Original Link: http://www.nytimes.com/2009/10/18/business/economy/18gret.html
By GRETCHEN MORGENSON
CONGRESS began the work of reforming our troubled financial system last week, and a bill aimed at regulating derivatives passed the House Financial Services Committee on Thursday.
Derivatives — contracts that theoretically protect buyers from unforeseen financial calamities but more often are used to fuel raw speculation — were, lest we forget, at the heart of the banking crisis.
Credit default swaps, Wall Street-style insurance contracts that let speculators bet against a company or debt issue, propelled the American International Group off the cliff. Those swaps also linked millions of trading partners, creating a web in which one default threatened to produce a chain of corporate and economic failures worldwide.
And derivatives aren’t going away. In the right hands, they help parties manage risk. In the wrong hands, they are among the most destructive financial products ever invented. So reforming the $42 trillion market for credit swaps is crucial if taxpayers are to be protected from future rescues of institutions deemed not only too big but also too interconnected to fail.
The best aspect of the House bill is that it requires many swaps to be traded on exchanges just like stocks, subjecting them for the first time to the light of day.
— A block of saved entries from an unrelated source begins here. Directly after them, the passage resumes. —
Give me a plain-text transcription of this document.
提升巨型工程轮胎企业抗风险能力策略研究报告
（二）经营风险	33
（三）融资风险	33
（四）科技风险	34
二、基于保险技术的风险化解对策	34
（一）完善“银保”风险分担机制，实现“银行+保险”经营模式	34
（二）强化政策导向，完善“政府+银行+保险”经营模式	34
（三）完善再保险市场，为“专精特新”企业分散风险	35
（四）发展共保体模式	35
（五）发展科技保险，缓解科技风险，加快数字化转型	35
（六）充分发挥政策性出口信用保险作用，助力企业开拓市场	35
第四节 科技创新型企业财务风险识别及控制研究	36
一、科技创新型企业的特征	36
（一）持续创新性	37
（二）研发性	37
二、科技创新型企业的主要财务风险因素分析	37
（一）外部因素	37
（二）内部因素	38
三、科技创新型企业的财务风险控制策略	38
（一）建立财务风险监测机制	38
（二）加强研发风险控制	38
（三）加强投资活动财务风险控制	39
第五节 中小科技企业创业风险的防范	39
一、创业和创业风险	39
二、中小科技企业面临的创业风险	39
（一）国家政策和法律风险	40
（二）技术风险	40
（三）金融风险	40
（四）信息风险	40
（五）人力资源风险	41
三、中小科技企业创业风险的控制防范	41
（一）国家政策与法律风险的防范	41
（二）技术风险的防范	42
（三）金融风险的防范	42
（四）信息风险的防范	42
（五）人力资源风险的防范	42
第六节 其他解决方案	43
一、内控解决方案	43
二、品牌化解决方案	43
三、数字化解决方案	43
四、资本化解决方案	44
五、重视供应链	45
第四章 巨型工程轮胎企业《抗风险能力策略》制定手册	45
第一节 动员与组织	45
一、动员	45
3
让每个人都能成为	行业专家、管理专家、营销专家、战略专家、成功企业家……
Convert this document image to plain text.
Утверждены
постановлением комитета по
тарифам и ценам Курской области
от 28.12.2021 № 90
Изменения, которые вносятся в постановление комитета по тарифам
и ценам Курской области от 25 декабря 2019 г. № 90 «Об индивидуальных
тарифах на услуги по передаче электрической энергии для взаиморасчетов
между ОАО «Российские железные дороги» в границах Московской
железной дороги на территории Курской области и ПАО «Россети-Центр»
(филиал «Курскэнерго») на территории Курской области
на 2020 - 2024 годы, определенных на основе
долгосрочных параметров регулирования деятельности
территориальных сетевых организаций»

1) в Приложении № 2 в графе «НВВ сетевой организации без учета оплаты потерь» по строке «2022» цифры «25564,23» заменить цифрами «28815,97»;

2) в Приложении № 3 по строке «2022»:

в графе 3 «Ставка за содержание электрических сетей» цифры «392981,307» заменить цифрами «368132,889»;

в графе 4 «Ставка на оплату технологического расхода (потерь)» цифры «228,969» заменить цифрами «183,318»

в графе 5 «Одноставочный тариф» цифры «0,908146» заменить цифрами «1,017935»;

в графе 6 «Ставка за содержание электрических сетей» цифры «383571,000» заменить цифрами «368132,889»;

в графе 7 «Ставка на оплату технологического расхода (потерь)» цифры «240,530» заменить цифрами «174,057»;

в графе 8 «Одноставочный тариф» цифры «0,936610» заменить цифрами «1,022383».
But elsewhere in the bill, known as the Over-the-Counter Derivatives Market Act of 2009, exceptions to this exchange-trading rule undermine its regulatory power.
Derivatives regulation has been on the nation’s financial reform agenda for months. Undoing the Clinton-era law that exempted swaps from oversight is seen as imperative, except perhaps by big banks that deal in the contracts. It’s worth noting that many members of the Clinton economic team, including Lawrence Summers, Timothy Geithner and Gary Gensler, now hold pivotal policy-making positions in the Obama administration.
In August, the White House sent its derivatives proposal to Congress, recommending that all standardized contracts trade on an exchange. But big banks dealing in swaps don’t want exchange trading, where pricing and the identities of participants would be more publicly transparent. Savvier swaps customers would soon pay less on their transactions and bank profits would fall.
Some swaps buyers also dislike exchange trading because it would require them to put up a cash cushion — or margin — before a transaction. This is to help prevent counterparty failures, but participants in the market prefer not to pay this freight. They’d rather taxpayers foot the bill for a possible collapse later on, as they did with A.I.G.
Representative Barney Frank, the Massachusetts Democrat who is chairman of the House Financial Services Committee, dismissed criticism of the bill he is steering along, saying that it would create incentives to make exchange-traded swaps the norm. “We passed the bill to drive most of the swaps onto exchanges,” he said in an interview Friday. “End users will move in that direction to save money.” But Michael Greenberger, a University of Maryland law professor and an expert in derivatives, criticized the House bill. “While I know there was a good-faith effort to improve the regulation, the plain language of the legislation can only be read as a Christmas tree of decorative gifts to the banking industry,” he said. “And this is being done when people acknowledge the unregulated O.T.C. derivatives market was a principal reason for the meltdown.”
A SIGNIFICANT exception in the bill says that if a transaction involves a company that uses a swap to offset its commercial risks — the bill defines this entity as an end user — its trade does not have to be put on an exchange. This was intended to address complaints from swaps customers — like airlines or oil companies that hedge their commercial risks — that their costs would rise unnecessarily under the bill.
The problem is the bill’s lack of specificity about what an end user is. Indeed, what is to stop a hedge fund or private equity firm from setting up companies to meet the “end user” definition so their trades could escape scrutiny?
Another questionable exemption says that if a swap is to be exchange-traded, it must be deemed “clearable” by facilities known as clearinghouses. Some of these are partially owned by banks. If a clearinghouse decides that the swap can be cleared, then it can trade on an exchange.
Gee, do you think the banks might be a tad hesitant to punt a very lucrative line of business onto less profitable exchanges? Do you think they might have an incentive to say that the most profitable swaps simply aren’t clearable?
Conflicts posed by swaps dealers’ stakes in clearinghouses is no small thing. Those on the House committee who amended the bill recognized the problem and decided to restrict swaps dealers’ ownership of clearinghouses to 20 percent; the balance might go to public investors.
To be sure, the House bill is just the first step in what is likely to be a long road to reforming this huge and opaque market. And more oversight is surely better than none. The House Agriculture Committee, which oversees the Commodity Futures Trading Commission, will take up the matter now.
But the stakes for taxpayers who might have to take on yet another wave of financial bailouts in the future are even higher. And allowing the very institutions that imperiled our economy to weaken derivatives reform would be a grave insult to those whose rescue money is being used, even today, to generate bank profits and a recent round of outsize bonuses.